JPMorgan Chase Raises Conflict of Interest Concerns in Mortgage Suit: Report

JPMorgan Chase (JPM) is raising another round of questions about a lawyer who works for the New York attorney general, which has sued the company over the mortgage conduct of Bear Stearns.

The nation's biggest bank by assets charged recently that a member of Attorney General Eric Schneiderman's office who represented Ambac in a lawsuit the insurer filed against JPMorgan in February 2011 is supervising Schneiderman's lawsuit against Bear Stearns.

Schneiderman sued the bank in October in New York state court in Manhattan, alleging that Bear Stearns, which JPMorgan Chase acquired in 2008, committed fraud in the sale of hundreds of millions of dollars of securities backed by residential mortgages over a roughly five-year period starting in 2003.

In court papers filed in the Ambac case, JPMorgan Chase charges that the attorney general's lawsuit "piggybacks" on charges made by Ambac in its lawsuit partly because of the lawyer's involvement, which was first reported by Reuters.

Ambac neglected to mention "one of the senior lawyers who represented Ambac in this case and signed its earlier complaint against Bear Stearns and [mortgage affiliate]EMC is now the Executive Deputy Attorney General of the Economic Justice Division that is overseeing the [attorney general's] lawsuit against Bear Stearns," JPMorgan alleged in court papers.

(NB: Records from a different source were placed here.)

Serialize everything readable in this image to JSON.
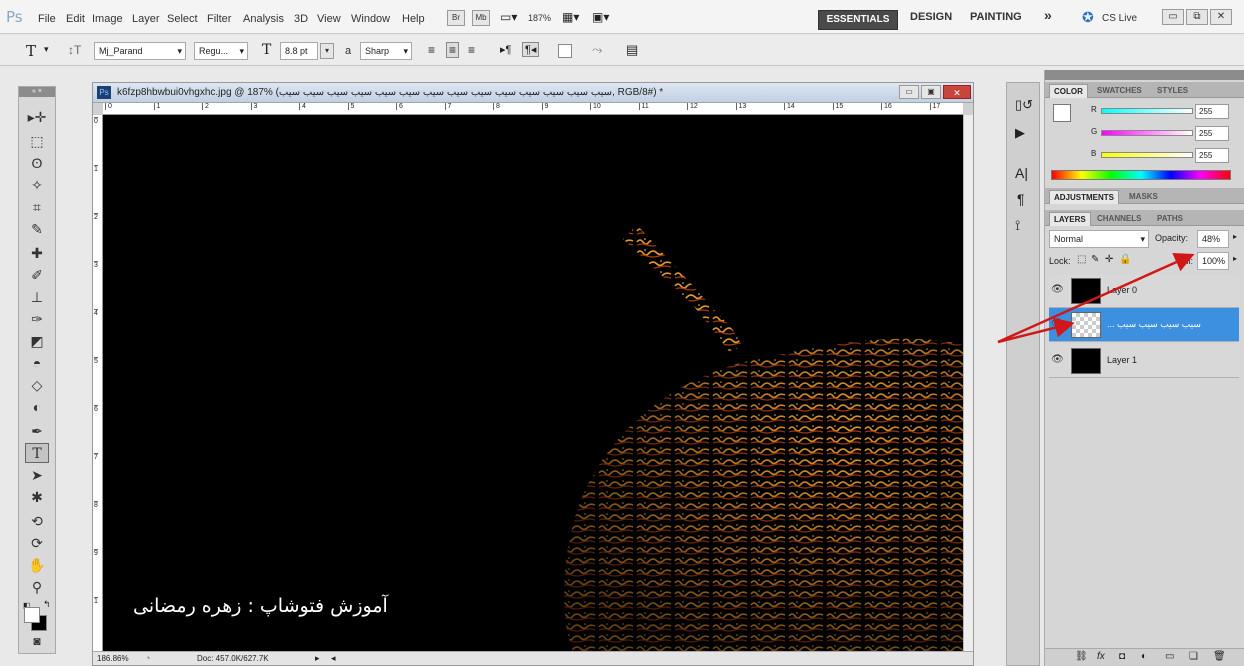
{
  "menubar": {
    "logo": "Ps",
    "items": [
      "File",
      "Edit",
      "Image",
      "Layer",
      "Select",
      "Filter",
      "Analysis",
      "3D",
      "View",
      "Window",
      "Help"
    ],
    "br": "Br",
    "mb": "Mb",
    "zoom": "187%",
    "workspaces": {
      "essentials": "ESSENTIALS",
      "design": "DESIGN",
      "painting": "PAINTING",
      "more": "»"
    },
    "cslive": "CS Live"
  },
  "options": {
    "tool_glyph": "T",
    "font_family": "Mj_Parand",
    "font_style": "Regu...",
    "font_size": "8.8 pt",
    "aa_label": "a",
    "aa_value": "Sharp"
  },
  "tools": {
    "header": "«  ×"
  },
  "document": {
    "title": "k6fzp8hbwbui0vhgxhc.jpg @ 187% (سیب سیب سیب سیب سیب سیب سیب سیب سیب سیب سیب سیب سیب سیب, RGB/8#) *",
    "ruler_top": [
      "0",
      "1",
      "2",
      "3",
      "4",
      "5",
      "6",
      "7",
      "8",
      "9",
      "10",
      "11",
      "12",
      "13",
      "14",
      "15",
      "16",
      "17"
    ],
    "ruler_left": [
      "0",
      "1",
      "2",
      "3",
      "4",
      "5",
      "6",
      "7",
      "8",
      "9",
      "1"
    ],
    "watermark": "آموزش فتوشاپ : زهره رمضانی",
    "status_zoom": "186.86%",
    "status_doc": "Doc: 457.0K/627.7K"
  },
  "color_panel": {
    "tabs": [
      "COLOR",
      "SWATCHES",
      "STYLES"
    ],
    "r_label": "R",
    "g_label": "G",
    "b_label": "B",
    "r": "255",
    "g": "255",
    "b": "255"
  },
  "adjust_panel": {
    "tabs": [
      "ADJUSTMENTS",
      "MASKS"
    ]
  },
  "layers_panel": {
    "tabs": [
      "LAYERS",
      "CHANNELS",
      "PATHS"
    ],
    "blend": "Normal",
    "opacity_label": "Opacity:",
    "opacity": "48%",
    "lock_label": "Lock:",
    "fill_label": "Fill:",
    "fill": "100%",
    "layers": [
      {
        "name": "Layer 0",
        "selected": false
      },
      {
        "name": "... سیب سیب سیب سیب",
        "selected": true
      },
      {
        "name": "Layer 1",
        "selected": false
      }
    ]
  },
  "colors": {
    "accent": "#3d8fe0",
    "arrow": "#d01818"
  }
}
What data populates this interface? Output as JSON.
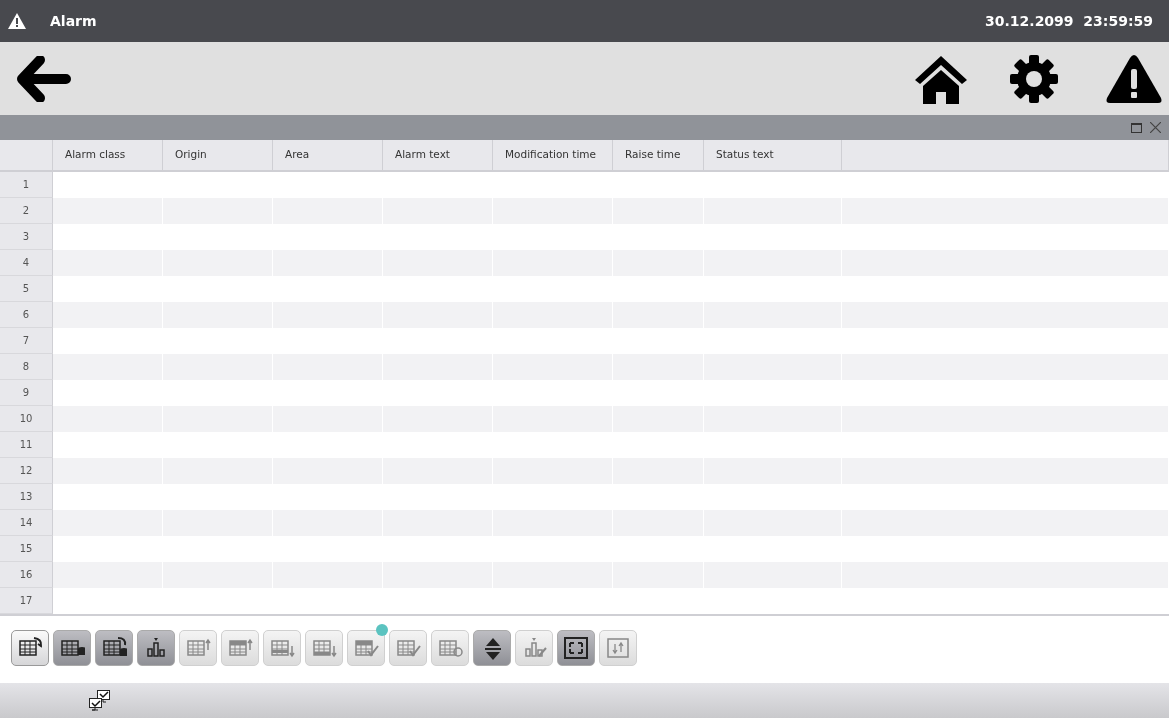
{
  "title_bar": {
    "title": "Alarm",
    "datetime": "30.12.2099  23:59:59"
  },
  "alarm_table": {
    "columns": [
      "Alarm class",
      "Origin",
      "Area",
      "Alarm text",
      "Modification time",
      "Raise time",
      "Status text"
    ],
    "rows": [
      {
        "number": "1"
      },
      {
        "number": "2"
      },
      {
        "number": "3"
      },
      {
        "number": "4"
      },
      {
        "number": "5"
      },
      {
        "number": "6"
      },
      {
        "number": "7"
      },
      {
        "number": "8"
      },
      {
        "number": "9"
      },
      {
        "number": "10"
      },
      {
        "number": "11"
      },
      {
        "number": "12"
      },
      {
        "number": "13"
      },
      {
        "number": "14"
      },
      {
        "number": "15"
      },
      {
        "number": "16"
      },
      {
        "number": "17"
      }
    ]
  },
  "toolbar": [
    {
      "selected": true,
      "disabled": false,
      "badge": false
    },
    {
      "selected": false,
      "disabled": false,
      "badge": false
    },
    {
      "selected": false,
      "disabled": false,
      "badge": false
    },
    {
      "selected": false,
      "disabled": false,
      "badge": false
    },
    {
      "selected": false,
      "disabled": true,
      "badge": false
    },
    {
      "selected": false,
      "disabled": true,
      "badge": false
    },
    {
      "selected": false,
      "disabled": true,
      "badge": false
    },
    {
      "selected": false,
      "disabled": true,
      "badge": false
    },
    {
      "selected": false,
      "disabled": true,
      "badge": true
    },
    {
      "selected": false,
      "disabled": true,
      "badge": false
    },
    {
      "selected": false,
      "disabled": true,
      "badge": false
    },
    {
      "selected": false,
      "disabled": false,
      "badge": false
    },
    {
      "selected": false,
      "disabled": true,
      "badge": false
    },
    {
      "selected": false,
      "disabled": false,
      "badge": false
    },
    {
      "selected": false,
      "disabled": true,
      "badge": false
    }
  ]
}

JPMorgan Chase has not said what action it might take, but legal experts said there might be enough evidence to establish a conflict of interest, according to Reuters. A lawyer for JPMorgan Chase declined to comment. Though JPMorgan did not identify the lawyer by name, she is reported to be Karla Sanchez, who was a partner at the law firm of Patterson, Belknap Webb & Tyler before joining Schneiderman's office in January 2011.

In June 2011, Schneiderman's office barred Sanchez from working on mortgage probes by his office because of her work in private practice, before lifting the restriction last April, the news service reported, citing documents obtained under New York's freedom of information law. In November, Schneiderman's office again banned Sanchez from working on certain mortgage cases after reportedly raised concerns.

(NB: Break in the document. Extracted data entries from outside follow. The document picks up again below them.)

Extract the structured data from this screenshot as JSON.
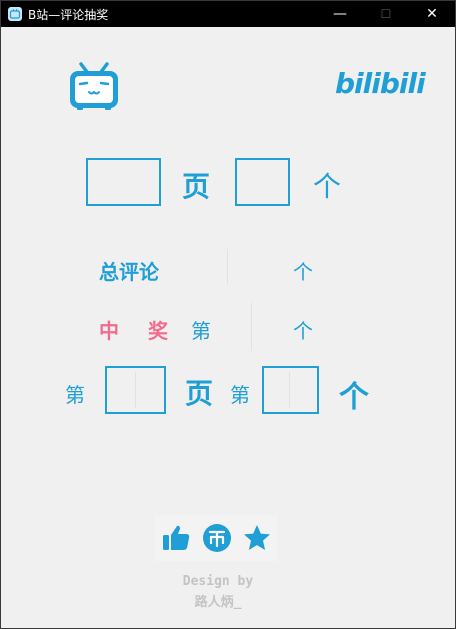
{
  "window": {
    "title": "B站—评论抽奖",
    "minimize": "—",
    "maximize": "☐",
    "close": "✕"
  },
  "brand": {
    "logo_text": "bilibili",
    "tv_icon": "bilibili-tv-icon"
  },
  "row1": {
    "page_input": "",
    "page_label": "页",
    "count_input": "",
    "count_label": "个"
  },
  "row2": {
    "label": "总评论",
    "value": "",
    "unit": "个"
  },
  "row3": {
    "label_zhong": "中",
    "label_jiang": "奖",
    "label_di": "第",
    "value": "",
    "unit": "个"
  },
  "row4": {
    "prefix_di": "第",
    "page_value": "",
    "page_label": "页",
    "item_di": "第",
    "item_value": "",
    "item_label": "个"
  },
  "actions": {
    "like_icon": "thumbs-up-icon",
    "coin_icon": "coin-icon",
    "fav_icon": "star-icon"
  },
  "credit": {
    "line1": "Design by",
    "line2": "路人炳_"
  },
  "colors": {
    "accent": "#1f9fd6",
    "pink": "#f36b8c",
    "background": "#f0f0f0"
  }
}
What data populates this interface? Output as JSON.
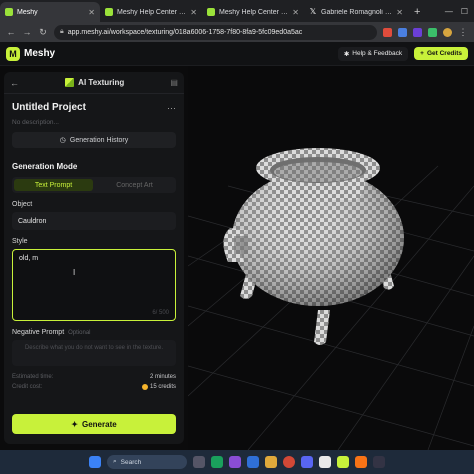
{
  "browser": {
    "tabs": [
      {
        "title": "Meshy",
        "favicon": "meshy-icon",
        "active": true
      },
      {
        "title": "Meshy Help Center | Generat",
        "favicon": "meshy-help-icon",
        "active": false
      },
      {
        "title": "Meshy Help Center | Genera",
        "favicon": "meshy-help-icon",
        "active": false
      },
      {
        "title": "Gabriele Romagnoli on X: \"H",
        "favicon": "x-icon",
        "active": false
      }
    ],
    "url": "app.meshy.ai/workspace/texturing/018a6006-1758-7f80-8fa9-5fc09ed0a5ac"
  },
  "header": {
    "logo_text": "Meshy",
    "help_label": "Help & Feedback",
    "credits_label": "Get Credits"
  },
  "panel": {
    "mode_title": "AI Texturing",
    "project_title": "Untitled Project",
    "description_placeholder": "No description...",
    "history_label": "Generation History",
    "generation_mode_title": "Generation Mode",
    "modes": [
      "Text Prompt",
      "Concept Art"
    ],
    "object_label": "Object",
    "object_value": "Cauldron",
    "style_label": "Style",
    "style_value": "old, m",
    "style_counter": "6/ 500",
    "negative_label": "Negative Prompt",
    "negative_optional": "Optional",
    "negative_placeholder": "Describe what you do not want to see in the texture.",
    "estimated_time_label": "Estimated time:",
    "estimated_time_value": "2 minutes",
    "credit_cost_label": "Credit cost:",
    "credit_cost_value": "15 credits",
    "generate_label": "Generate"
  },
  "taskbar": {
    "search_label": "Search"
  },
  "colors": {
    "accent": "#c8f13a",
    "panel_bg": "#151618",
    "viewport_bg": "#0a0a0b"
  }
}
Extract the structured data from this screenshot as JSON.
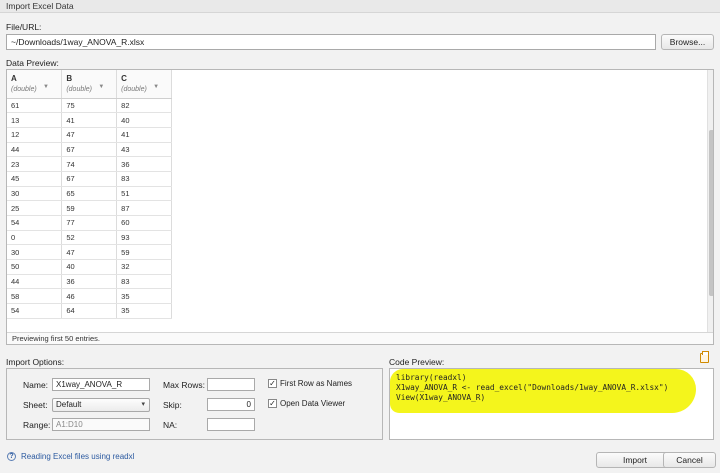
{
  "window": {
    "title": "Import Excel Data"
  },
  "file": {
    "label": "File/URL:",
    "value": "~/Downloads/1way_ANOVA_R.xlsx",
    "browse_label": "Browse..."
  },
  "data_preview": {
    "label": "Data Preview:",
    "columns": [
      {
        "name": "A",
        "type": "(double)"
      },
      {
        "name": "B",
        "type": "(double)"
      },
      {
        "name": "C",
        "type": "(double)"
      }
    ],
    "rows": [
      [
        "61",
        "75",
        "82"
      ],
      [
        "13",
        "41",
        "40"
      ],
      [
        "12",
        "47",
        "41"
      ],
      [
        "44",
        "67",
        "43"
      ],
      [
        "23",
        "74",
        "36"
      ],
      [
        "45",
        "67",
        "83"
      ],
      [
        "30",
        "65",
        "51"
      ],
      [
        "25",
        "59",
        "87"
      ],
      [
        "54",
        "77",
        "60"
      ],
      [
        "0",
        "52",
        "93"
      ],
      [
        "30",
        "47",
        "59"
      ],
      [
        "50",
        "40",
        "32"
      ],
      [
        "44",
        "36",
        "83"
      ],
      [
        "58",
        "46",
        "35"
      ],
      [
        "54",
        "64",
        "35"
      ]
    ],
    "footer": "Previewing first 50 entries."
  },
  "import_options": {
    "label": "Import Options:",
    "name_label": "Name:",
    "name_value": "X1way_ANOVA_R",
    "sheet_label": "Sheet:",
    "sheet_value": "Default",
    "range_label": "Range:",
    "range_placeholder": "A1:D10",
    "maxrows_label": "Max Rows:",
    "maxrows_value": "",
    "skip_label": "Skip:",
    "skip_value": "0",
    "na_label": "NA:",
    "na_value": "",
    "first_row_label": "First Row as Names",
    "first_row_checked": true,
    "open_viewer_label": "Open Data Viewer",
    "open_viewer_checked": true
  },
  "code_preview": {
    "label": "Code Preview:",
    "lines": [
      "library(readxl)",
      "X1way_ANOVA_R <- read_excel(\"Downloads/1way_ANOVA_R.xlsx\")",
      "View(X1way_ANOVA_R)"
    ],
    "highlight_color": "#f4f51c"
  },
  "footer": {
    "help_icon": "question-circle-icon",
    "help_label": "Reading Excel files using readxl",
    "import_label": "Import",
    "cancel_label": "Cancel"
  },
  "icons": {
    "copy": "clipboard-copy-icon",
    "sort": "triangle-down-icon"
  }
}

Schneiderman's office says the reversals reflect the care it took to avoid the appearance of a conflict of interest. "These decisions were made not only out of an abundance of caution, but also based on changing circumstances," a spokesman for Schneiderman said in an email.

A source close to the case tells American Banker that Schneiderman's office cleared Sanchez to work on mortgage cases after it became clear the attorney general's investigation would not target companies who insured mortgage-backed securities.

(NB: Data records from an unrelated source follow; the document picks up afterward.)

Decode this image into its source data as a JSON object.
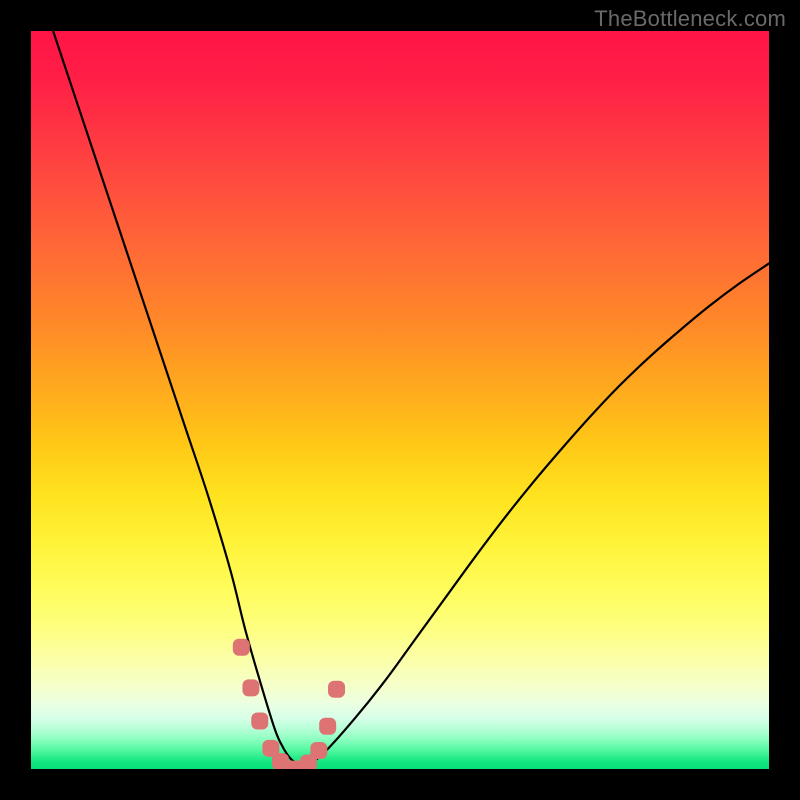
{
  "watermark": "TheBottleneck.com",
  "colors": {
    "frame": "#000000",
    "curve_stroke": "#000000",
    "marker_fill": "#dd7373",
    "gradient_top": "#ff1446",
    "gradient_mid": "#fff43c",
    "gradient_bottom": "#08e07a"
  },
  "chart_data": {
    "type": "line",
    "title": "",
    "xlabel": "",
    "ylabel": "",
    "xlim": [
      0,
      100
    ],
    "ylim": [
      0,
      100
    ],
    "note": "Axes are unlabeled; x is an implicit 0–100 horizontal index, y is 0 (bottom/green) to 100 (top/red). Two black curves descend into a V-shaped minimum near x≈33–37; red rounded markers sit along the trough. Background gradient encodes y from red (high) through yellow to green (low).",
    "series": [
      {
        "name": "left-curve",
        "x": [
          3,
          6,
          9,
          12,
          15,
          18,
          21,
          24,
          27,
          29,
          31,
          33,
          34,
          35,
          36,
          37
        ],
        "y": [
          100,
          91,
          82,
          73,
          64,
          55,
          46,
          37,
          27,
          19,
          12,
          5.5,
          3.2,
          1.6,
          0.7,
          0.0
        ]
      },
      {
        "name": "right-curve",
        "x": [
          37,
          40,
          44,
          48,
          52,
          56,
          60,
          64,
          68,
          72,
          76,
          80,
          84,
          88,
          92,
          96,
          100
        ],
        "y": [
          0.0,
          2.5,
          7.0,
          12.0,
          17.5,
          23.0,
          28.5,
          33.8,
          38.8,
          43.5,
          48.0,
          52.2,
          56.0,
          59.5,
          62.8,
          65.8,
          68.5
        ]
      }
    ],
    "markers": {
      "name": "trough-markers",
      "x": [
        28.5,
        29.8,
        31.0,
        32.5,
        33.8,
        35.0,
        36.2,
        37.6,
        39.0,
        40.2,
        41.4
      ],
      "y": [
        16.5,
        11.0,
        6.5,
        2.8,
        1.0,
        0.0,
        0.0,
        0.8,
        2.5,
        5.8,
        10.8
      ]
    }
  }
}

The office reinstituted the screen that prevents Sanchez from working on the lawsuit against Bear Stearns as a courtesy to JPMorgan after the company expressed concerns about her involvement, the source said.

According to the source, another lawyer in the attorney general's office oversees the lawsuit against JPMorgan, while Sanchez' heading the economic justice division means she has a less day-to-day role.